Алура, пробирающаяся следом за Стефанией, что-то пробормотала и схватила девушку за локоть. Огнянка вскинула взгляд и замерла на месте. Прямо перед ней стоял тот самый молодой человек с золотисто-медовыми глазами, кого она видела, когда захватили в плен Гюрзу. Человек был одет в серую форму, и Стефания моментально уловила, что стальной оттенок указывал на принадлежность его к Серому Отряду.

Толпа, словно что-то почувствовав, подалась в стороны и теперь обтекала троицу странных людей по широкой дуге. Краем глаза Стефания уловила какое-то движение и услышала смущенный возглас Грифа, а за ним хмыканье Ринфа. Но Андрей Элайн — теперь-то она знала имя того смертного — смотрел только на Стефанию и грустно улыбался.

— Куда-то торопишься? — негромко спросил он, и Стефания, сдавленно охнув, опустилась на руки Алуры. И уже через секунду Огнянка не видела улиц Альтхгрэнда, потому что бежала по коридору, сдавленно ругаясь и проклиная этогоgiidengaGrifae, посмевшего ей — дочери самого Огня Световидовича! — указывать, где ее место и что ей надлежит делать! Этого Стефания стерпеть не могла и теперь мчалась к Гюрзе, чтобы нажаловаться на распоясавшегося солдата, возомнившего о себе слишком и совершенно непозволительно много. Мало ли что он будет помнящим — это не давало ему права так орать на нее!

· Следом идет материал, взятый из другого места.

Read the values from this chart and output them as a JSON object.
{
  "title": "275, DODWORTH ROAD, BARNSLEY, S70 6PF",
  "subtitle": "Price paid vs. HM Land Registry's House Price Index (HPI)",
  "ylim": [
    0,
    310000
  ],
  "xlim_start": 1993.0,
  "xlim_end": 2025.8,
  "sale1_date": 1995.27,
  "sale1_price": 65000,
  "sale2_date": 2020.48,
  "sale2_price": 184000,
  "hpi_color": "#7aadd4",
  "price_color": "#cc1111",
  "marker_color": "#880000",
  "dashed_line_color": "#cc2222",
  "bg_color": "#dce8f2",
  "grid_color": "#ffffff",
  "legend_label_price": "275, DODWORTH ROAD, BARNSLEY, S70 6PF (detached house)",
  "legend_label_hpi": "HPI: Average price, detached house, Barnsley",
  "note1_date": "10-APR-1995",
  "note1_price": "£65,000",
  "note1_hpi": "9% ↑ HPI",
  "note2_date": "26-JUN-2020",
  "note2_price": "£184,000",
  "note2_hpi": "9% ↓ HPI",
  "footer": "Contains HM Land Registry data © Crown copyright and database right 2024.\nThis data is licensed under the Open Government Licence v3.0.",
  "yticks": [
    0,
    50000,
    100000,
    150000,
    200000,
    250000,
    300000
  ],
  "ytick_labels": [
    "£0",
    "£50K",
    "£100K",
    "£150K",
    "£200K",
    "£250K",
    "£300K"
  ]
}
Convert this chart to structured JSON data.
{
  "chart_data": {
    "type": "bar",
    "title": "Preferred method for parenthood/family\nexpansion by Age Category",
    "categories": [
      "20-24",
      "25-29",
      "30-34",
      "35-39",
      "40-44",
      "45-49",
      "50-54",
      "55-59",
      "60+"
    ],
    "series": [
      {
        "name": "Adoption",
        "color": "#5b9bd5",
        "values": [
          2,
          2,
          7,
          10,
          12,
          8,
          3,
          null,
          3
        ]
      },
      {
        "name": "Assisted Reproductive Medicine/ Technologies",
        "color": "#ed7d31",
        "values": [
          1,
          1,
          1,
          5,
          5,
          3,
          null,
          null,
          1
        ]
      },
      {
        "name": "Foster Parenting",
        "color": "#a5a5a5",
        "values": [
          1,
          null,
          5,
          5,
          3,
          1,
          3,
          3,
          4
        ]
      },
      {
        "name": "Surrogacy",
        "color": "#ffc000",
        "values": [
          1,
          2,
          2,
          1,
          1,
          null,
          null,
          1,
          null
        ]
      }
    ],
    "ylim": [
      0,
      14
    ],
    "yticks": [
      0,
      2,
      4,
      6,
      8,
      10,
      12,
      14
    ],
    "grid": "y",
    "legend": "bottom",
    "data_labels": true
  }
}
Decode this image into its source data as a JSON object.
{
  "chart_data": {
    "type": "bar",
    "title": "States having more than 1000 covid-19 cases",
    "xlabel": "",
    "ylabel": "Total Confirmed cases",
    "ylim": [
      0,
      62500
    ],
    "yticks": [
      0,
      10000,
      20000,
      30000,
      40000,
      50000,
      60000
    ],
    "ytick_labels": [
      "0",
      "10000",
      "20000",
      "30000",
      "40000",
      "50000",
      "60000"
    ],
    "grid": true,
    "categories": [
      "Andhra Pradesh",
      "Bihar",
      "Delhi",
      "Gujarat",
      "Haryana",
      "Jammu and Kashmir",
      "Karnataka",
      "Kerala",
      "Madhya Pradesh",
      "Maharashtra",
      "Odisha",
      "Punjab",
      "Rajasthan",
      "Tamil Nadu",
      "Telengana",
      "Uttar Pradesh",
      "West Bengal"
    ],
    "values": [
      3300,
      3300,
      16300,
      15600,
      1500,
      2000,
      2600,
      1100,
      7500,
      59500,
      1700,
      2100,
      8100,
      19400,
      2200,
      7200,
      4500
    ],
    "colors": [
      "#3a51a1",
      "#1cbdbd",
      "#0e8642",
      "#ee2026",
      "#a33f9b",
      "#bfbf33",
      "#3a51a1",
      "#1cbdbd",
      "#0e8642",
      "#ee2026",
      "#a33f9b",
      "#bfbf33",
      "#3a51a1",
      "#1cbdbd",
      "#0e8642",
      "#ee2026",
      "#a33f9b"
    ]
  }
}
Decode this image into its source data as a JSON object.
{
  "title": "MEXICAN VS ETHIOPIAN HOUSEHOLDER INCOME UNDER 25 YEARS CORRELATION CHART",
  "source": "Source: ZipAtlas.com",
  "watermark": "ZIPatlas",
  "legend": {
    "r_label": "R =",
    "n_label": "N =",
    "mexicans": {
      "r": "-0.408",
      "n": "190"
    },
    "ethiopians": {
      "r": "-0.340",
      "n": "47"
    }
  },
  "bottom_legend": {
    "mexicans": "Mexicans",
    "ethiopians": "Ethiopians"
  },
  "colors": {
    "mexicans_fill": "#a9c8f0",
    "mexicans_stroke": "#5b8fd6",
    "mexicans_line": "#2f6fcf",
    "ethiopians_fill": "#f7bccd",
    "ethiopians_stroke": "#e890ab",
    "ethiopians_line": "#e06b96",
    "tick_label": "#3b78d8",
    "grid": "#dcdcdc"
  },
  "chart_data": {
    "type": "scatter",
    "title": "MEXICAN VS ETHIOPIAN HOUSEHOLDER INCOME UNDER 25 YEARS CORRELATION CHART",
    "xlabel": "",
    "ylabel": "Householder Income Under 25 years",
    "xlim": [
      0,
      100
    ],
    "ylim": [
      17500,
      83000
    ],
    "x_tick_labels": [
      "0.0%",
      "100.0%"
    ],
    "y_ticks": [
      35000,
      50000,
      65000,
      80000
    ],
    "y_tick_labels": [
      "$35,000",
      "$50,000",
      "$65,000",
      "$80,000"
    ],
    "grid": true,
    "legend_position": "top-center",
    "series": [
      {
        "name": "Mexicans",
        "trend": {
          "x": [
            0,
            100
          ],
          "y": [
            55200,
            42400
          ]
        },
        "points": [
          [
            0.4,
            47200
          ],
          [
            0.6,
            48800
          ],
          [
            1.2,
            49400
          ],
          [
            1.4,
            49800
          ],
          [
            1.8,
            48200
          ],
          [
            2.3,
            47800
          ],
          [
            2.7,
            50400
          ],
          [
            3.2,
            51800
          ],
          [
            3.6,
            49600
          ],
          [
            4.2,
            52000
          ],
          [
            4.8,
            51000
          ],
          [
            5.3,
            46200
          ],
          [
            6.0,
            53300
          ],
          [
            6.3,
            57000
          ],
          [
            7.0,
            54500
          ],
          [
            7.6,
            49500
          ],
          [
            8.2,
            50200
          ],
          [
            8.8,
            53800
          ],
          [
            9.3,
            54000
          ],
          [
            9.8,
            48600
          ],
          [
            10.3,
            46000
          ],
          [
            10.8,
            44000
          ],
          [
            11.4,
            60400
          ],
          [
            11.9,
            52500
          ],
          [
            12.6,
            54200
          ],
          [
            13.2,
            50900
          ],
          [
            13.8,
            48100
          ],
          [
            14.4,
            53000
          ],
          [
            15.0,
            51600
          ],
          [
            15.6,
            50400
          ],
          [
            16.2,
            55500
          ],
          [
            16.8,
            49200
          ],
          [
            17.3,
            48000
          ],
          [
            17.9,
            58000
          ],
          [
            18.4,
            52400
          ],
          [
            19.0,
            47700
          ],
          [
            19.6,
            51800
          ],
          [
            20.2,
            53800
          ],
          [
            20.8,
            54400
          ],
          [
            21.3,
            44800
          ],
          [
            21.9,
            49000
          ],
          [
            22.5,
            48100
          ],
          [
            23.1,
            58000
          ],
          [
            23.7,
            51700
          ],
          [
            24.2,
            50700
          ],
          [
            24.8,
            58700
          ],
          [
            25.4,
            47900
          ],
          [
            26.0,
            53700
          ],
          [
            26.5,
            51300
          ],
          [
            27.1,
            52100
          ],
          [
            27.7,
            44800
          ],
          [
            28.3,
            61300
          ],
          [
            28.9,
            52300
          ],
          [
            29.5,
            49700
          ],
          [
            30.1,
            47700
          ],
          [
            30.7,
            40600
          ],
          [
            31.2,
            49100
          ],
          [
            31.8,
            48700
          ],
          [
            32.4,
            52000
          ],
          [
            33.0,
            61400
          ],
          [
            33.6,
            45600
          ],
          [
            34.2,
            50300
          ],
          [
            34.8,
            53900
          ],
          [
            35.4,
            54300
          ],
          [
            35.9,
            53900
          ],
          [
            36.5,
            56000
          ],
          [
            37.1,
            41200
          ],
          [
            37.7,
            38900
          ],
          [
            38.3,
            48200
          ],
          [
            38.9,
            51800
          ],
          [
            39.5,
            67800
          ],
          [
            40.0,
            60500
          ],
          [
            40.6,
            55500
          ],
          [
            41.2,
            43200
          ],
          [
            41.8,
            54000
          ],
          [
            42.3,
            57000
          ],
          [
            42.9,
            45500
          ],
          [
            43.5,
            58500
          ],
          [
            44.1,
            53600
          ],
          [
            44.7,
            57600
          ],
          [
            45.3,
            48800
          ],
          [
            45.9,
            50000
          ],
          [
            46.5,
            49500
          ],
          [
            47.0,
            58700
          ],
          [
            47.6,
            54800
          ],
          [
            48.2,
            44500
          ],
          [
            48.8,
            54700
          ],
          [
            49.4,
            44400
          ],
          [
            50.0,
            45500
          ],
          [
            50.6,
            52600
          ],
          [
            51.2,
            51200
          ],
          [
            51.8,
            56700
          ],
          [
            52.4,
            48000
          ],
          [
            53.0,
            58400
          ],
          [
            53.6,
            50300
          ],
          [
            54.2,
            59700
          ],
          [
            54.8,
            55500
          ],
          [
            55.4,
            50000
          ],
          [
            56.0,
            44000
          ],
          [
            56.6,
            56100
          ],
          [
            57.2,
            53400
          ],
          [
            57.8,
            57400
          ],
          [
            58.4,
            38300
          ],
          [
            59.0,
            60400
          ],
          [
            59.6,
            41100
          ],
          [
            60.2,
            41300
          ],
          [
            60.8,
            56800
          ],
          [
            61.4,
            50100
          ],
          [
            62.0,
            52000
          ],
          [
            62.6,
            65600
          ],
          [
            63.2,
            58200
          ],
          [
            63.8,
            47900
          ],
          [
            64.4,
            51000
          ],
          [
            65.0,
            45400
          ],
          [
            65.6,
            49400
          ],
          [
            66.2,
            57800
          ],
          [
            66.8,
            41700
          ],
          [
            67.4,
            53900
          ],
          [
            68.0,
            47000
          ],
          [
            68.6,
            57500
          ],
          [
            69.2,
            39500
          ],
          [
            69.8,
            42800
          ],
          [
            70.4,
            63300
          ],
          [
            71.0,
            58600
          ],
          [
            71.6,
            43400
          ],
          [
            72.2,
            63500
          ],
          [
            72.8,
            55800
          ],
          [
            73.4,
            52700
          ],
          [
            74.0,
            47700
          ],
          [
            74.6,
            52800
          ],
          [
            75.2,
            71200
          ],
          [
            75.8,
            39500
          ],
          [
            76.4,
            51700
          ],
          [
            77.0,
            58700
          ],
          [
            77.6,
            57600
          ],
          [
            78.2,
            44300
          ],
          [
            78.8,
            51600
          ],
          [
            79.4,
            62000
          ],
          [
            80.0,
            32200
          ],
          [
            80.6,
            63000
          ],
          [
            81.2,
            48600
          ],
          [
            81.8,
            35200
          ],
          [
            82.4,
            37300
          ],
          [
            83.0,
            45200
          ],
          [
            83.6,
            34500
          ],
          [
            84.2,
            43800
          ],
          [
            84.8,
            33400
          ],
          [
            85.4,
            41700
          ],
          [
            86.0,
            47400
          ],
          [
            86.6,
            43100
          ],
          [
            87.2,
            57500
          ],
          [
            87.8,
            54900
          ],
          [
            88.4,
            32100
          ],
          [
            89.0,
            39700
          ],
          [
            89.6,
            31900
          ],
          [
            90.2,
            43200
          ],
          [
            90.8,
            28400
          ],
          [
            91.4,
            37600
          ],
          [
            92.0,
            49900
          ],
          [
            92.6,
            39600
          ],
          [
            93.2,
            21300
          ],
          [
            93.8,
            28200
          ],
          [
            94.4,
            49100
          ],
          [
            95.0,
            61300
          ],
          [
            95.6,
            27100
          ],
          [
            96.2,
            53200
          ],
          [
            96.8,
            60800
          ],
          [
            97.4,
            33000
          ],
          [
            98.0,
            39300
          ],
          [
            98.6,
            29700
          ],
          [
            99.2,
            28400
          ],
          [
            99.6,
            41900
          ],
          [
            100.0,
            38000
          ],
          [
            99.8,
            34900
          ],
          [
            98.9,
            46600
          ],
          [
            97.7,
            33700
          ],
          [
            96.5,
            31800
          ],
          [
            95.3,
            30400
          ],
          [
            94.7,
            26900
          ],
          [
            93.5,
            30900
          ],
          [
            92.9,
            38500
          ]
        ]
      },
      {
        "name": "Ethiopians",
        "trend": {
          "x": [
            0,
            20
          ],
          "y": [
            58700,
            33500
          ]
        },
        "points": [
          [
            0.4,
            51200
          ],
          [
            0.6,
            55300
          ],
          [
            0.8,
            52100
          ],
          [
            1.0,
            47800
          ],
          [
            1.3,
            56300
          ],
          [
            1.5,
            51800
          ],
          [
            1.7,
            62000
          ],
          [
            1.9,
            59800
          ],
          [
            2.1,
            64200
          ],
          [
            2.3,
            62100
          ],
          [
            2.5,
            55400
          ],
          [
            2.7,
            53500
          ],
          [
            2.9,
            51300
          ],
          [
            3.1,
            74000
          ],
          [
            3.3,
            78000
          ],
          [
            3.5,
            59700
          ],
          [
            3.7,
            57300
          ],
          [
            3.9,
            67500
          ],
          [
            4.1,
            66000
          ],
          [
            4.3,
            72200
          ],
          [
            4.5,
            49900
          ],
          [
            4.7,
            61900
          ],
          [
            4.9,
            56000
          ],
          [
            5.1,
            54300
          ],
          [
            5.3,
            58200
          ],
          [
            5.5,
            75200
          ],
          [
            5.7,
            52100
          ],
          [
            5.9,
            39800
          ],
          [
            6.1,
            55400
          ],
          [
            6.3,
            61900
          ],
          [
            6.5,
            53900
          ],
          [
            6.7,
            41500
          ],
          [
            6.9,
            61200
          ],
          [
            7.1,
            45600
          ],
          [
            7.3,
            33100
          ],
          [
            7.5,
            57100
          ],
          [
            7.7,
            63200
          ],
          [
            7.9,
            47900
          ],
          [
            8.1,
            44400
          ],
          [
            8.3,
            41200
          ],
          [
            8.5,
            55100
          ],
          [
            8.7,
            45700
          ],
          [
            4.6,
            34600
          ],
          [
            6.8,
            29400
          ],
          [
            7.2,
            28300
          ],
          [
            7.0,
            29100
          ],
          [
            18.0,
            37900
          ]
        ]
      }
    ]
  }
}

Стефания повернула за угол и налетела на что-то твердое, но мгновенно ее подхватившее и не давшее упасть. Огнянка ругнулась и попыталась вдохнуть, нелегким потребовалось целых три секунды, чтобы оправиться от выбившего из них воздух удара. Только после этого Стефания подняла взгляд на того, кто все еще держал ее за плечи. Этого человека она не могла не узнать. Брат Гюрзы был известен всем и пользовался заслуженным уважением. Стефания видела его всего-то пару раз, хотя эти золотисто-медовые глаза уже давно преследовали ее во снах.

— Простите, иллих Элайн, — пробормотала Стефания, стараясь вывернуться из державших ее рук. Державших крепко, но нежно.

— Куда-то торопишься? — поинтересовался Андрей и улыбнулся, сверкнув белизной идеальных зубов.

— Да нет, — пролепетала Стефания и постаралась как можно жестче прикрикнуть на себя, чтобы согнать с лица это дурацкое выражение. «Он смертный! — напомнила она себе, но тут же внутри нее раздалось глупое хихиканье. — Но до чего красив!» — Я бы хотела увидеть вашу сестру, иллих Элайн…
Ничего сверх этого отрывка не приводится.